Introducing TRACBench, a New AI-Powered Transcoding Benchmark
A bit over a year ago, I started experimenting with video restoration and AI upscaling for my Deep Space Nine Upscale Project. Today, I’d like to talk about the benchmark I’ve built as part of those efforts and what sort of interesting things it can tell us about ultra-high-end workstation performance. Such discussions aren’t much fun without practical hardware to play with, so we’ll also be examining how performance in our new test scales between an AMD Ryzen Threadripper 3990X with 64 cores and four RAM channels, and a Ryzen Threadripper Pro 3995WX-equipped Lenovo ThinkStation P620 workstation with the same 64 cores and eight RAM channels.
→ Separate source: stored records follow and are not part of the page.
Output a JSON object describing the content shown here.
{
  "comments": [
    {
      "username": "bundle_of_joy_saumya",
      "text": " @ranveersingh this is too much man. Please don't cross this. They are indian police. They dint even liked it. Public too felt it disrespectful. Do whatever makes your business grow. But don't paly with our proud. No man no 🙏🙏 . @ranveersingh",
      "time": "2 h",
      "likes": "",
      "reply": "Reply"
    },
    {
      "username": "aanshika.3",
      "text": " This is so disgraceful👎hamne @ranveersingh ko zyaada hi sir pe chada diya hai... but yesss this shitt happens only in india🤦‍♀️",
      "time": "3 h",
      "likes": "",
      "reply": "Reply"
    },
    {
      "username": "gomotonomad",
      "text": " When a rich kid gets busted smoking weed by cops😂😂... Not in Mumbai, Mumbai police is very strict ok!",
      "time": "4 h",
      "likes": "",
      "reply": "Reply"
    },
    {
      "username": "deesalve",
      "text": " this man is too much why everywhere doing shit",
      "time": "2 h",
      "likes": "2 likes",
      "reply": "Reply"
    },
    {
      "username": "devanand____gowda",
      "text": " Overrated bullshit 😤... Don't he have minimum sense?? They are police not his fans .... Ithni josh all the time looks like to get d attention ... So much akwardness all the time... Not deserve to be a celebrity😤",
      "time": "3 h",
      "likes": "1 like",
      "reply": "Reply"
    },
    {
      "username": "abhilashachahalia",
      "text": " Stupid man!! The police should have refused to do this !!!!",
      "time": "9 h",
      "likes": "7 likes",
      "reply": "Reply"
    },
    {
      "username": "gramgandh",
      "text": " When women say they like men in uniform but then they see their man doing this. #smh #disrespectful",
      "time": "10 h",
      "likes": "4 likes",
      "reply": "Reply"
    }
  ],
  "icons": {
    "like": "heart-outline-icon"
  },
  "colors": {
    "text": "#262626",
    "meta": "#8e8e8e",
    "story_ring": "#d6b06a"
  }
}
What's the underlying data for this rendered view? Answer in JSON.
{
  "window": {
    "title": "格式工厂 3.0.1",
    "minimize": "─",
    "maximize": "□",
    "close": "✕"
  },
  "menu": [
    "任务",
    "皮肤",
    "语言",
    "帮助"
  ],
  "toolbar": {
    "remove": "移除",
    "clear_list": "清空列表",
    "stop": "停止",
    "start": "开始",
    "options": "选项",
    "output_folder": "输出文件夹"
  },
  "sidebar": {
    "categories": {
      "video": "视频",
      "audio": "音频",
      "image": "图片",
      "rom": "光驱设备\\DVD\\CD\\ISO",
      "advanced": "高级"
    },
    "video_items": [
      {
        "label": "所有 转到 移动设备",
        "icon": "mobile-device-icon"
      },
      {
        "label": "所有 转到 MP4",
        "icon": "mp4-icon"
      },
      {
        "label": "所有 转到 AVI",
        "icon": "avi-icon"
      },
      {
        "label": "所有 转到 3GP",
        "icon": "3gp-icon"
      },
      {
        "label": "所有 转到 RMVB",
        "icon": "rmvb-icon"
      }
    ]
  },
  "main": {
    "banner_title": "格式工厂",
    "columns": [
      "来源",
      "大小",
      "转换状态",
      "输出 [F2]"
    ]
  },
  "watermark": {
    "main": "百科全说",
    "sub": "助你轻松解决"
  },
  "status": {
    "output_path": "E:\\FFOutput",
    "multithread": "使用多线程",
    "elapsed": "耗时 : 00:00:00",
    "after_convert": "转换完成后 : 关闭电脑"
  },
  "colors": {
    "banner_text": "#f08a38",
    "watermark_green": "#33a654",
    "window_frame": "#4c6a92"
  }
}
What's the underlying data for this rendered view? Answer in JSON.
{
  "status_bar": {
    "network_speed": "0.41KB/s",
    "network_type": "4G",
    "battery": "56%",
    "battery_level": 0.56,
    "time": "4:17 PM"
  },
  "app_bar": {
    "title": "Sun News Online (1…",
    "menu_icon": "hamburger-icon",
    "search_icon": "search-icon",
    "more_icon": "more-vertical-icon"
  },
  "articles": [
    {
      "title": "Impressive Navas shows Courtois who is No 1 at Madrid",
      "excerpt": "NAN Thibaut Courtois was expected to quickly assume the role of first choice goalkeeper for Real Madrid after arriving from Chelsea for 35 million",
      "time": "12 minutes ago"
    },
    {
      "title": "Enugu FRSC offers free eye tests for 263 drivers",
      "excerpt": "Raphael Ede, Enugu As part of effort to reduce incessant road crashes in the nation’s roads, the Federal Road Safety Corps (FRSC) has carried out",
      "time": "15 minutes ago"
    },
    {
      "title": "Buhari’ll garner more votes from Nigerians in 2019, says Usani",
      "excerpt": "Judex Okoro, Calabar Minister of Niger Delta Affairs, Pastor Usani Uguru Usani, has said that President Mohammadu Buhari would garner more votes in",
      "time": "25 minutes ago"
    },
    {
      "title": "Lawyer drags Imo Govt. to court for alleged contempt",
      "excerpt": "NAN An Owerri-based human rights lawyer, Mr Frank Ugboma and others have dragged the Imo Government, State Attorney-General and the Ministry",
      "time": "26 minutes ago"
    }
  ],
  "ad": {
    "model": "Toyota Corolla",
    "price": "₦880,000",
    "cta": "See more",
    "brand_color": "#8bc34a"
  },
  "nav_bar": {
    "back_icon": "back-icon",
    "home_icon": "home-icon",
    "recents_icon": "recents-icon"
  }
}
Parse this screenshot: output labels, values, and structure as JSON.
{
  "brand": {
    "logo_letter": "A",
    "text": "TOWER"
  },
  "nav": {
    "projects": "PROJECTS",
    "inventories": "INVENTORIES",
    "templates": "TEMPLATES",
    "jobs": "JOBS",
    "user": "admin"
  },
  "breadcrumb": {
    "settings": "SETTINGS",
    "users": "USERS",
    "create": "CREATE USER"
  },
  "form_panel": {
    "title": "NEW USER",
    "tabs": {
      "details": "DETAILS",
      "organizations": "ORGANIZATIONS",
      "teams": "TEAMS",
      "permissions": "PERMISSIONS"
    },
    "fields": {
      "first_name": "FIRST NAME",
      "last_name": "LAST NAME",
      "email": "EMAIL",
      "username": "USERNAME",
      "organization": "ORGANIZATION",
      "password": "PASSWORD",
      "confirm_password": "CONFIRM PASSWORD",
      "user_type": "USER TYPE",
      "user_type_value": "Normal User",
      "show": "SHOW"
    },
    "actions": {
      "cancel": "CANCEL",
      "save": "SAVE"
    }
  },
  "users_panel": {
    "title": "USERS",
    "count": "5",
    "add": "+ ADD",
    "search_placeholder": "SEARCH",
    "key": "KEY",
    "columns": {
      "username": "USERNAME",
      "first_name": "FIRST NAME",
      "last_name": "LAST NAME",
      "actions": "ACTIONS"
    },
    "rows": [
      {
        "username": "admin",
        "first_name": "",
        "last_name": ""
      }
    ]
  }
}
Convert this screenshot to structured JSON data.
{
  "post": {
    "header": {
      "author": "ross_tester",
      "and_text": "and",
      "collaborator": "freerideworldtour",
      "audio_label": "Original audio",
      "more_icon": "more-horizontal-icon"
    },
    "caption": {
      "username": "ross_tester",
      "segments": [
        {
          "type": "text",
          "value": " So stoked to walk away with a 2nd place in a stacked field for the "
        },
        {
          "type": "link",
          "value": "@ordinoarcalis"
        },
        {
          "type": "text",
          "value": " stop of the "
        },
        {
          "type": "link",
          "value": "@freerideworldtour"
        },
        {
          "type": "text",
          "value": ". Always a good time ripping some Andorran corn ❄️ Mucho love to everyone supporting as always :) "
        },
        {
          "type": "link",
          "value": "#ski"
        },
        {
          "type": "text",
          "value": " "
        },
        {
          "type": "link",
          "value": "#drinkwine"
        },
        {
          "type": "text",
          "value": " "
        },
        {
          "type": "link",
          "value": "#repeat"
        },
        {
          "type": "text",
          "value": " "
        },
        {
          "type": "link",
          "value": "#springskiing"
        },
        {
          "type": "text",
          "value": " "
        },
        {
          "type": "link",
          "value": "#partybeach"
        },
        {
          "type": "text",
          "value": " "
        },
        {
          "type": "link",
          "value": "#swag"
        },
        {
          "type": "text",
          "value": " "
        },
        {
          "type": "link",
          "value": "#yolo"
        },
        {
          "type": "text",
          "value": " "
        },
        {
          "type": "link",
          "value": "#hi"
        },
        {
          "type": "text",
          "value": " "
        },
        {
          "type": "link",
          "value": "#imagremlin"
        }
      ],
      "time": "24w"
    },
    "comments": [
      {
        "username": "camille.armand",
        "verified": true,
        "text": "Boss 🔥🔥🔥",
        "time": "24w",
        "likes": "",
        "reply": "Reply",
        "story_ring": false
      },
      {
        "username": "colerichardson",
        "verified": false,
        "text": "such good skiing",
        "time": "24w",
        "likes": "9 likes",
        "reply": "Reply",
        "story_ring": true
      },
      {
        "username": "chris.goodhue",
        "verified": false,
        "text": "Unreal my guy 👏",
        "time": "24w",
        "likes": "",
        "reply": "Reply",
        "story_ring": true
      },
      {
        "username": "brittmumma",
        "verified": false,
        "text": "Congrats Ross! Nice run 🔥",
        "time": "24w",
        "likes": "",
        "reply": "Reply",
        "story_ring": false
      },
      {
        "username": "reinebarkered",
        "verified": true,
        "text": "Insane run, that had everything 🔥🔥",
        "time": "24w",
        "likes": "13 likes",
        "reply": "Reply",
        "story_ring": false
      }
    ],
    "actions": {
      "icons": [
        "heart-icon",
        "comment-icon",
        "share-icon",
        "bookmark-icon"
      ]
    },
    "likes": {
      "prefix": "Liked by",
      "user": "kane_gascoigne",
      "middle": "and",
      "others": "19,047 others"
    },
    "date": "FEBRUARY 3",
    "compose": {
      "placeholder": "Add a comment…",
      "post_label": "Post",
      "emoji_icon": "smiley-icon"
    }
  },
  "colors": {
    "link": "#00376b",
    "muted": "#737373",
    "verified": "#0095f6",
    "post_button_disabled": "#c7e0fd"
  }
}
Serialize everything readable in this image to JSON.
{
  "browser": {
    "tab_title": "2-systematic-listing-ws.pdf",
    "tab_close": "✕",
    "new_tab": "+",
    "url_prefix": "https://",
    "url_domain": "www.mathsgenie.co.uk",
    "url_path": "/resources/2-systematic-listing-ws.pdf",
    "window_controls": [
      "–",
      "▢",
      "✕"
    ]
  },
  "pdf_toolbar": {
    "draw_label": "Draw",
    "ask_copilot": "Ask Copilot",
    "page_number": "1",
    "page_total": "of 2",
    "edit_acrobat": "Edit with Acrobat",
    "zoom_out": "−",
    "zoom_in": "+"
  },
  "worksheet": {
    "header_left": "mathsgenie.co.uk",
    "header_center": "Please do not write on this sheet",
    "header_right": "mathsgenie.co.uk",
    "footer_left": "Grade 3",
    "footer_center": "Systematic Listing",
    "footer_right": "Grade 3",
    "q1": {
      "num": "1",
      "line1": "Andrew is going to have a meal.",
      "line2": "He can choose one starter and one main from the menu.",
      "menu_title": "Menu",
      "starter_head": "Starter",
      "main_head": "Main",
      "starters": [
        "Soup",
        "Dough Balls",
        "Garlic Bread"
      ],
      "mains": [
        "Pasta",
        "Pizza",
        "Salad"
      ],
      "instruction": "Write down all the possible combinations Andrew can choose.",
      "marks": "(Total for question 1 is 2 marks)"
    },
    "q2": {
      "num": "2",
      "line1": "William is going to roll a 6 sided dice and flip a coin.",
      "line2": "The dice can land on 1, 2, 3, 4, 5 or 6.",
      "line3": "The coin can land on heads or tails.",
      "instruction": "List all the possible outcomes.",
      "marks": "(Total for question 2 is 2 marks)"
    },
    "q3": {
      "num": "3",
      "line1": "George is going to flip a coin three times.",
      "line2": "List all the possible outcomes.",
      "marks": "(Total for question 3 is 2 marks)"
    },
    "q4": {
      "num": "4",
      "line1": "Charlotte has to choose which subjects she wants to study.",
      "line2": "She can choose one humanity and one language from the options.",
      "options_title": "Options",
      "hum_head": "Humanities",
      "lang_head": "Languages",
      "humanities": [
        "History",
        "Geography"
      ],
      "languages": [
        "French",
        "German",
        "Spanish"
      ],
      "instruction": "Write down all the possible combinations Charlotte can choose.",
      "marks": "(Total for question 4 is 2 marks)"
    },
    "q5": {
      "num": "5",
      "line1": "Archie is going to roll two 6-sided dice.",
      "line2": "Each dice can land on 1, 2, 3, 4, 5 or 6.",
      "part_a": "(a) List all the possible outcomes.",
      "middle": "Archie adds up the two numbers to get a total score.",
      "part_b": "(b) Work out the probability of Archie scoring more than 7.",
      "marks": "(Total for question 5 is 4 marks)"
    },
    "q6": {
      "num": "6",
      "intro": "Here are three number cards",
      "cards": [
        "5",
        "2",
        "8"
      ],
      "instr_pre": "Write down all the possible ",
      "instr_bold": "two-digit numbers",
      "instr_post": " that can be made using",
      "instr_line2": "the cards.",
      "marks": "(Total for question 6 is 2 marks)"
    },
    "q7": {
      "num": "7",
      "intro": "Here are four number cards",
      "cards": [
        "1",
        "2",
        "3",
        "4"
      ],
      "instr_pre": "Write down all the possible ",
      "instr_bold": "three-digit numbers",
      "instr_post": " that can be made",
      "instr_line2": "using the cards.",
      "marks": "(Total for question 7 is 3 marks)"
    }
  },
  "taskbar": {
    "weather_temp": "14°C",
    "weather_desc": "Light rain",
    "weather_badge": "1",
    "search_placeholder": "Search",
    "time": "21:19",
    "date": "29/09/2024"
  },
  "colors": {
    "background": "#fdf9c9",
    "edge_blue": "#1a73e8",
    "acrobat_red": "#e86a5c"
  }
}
Spoiler Alert: One of the reasons I’ve written this article is to demonstrate just how much firepower a modern top-end x86 system can bring to media transcoding workloads in the first place. The overall quality of AI upscaling continues to improve and fans of my Deep Space Nine Upscale Project should know I’ll have more to say about it in the near future.
In the past, I’ve relied on Handbrake to capture transcoding performance, but there are more flexible tools available with a wider range of features. I experimented with using Handbrake as a processing step in my research over the last 15 months before deciding other tools were a better fit for what I wanted to do. TRACBench’s design — the first four letters stand for TRanscoding, Ai, and Conversion — reflects what I’ve learned about scaling these workloads across a large array of cores.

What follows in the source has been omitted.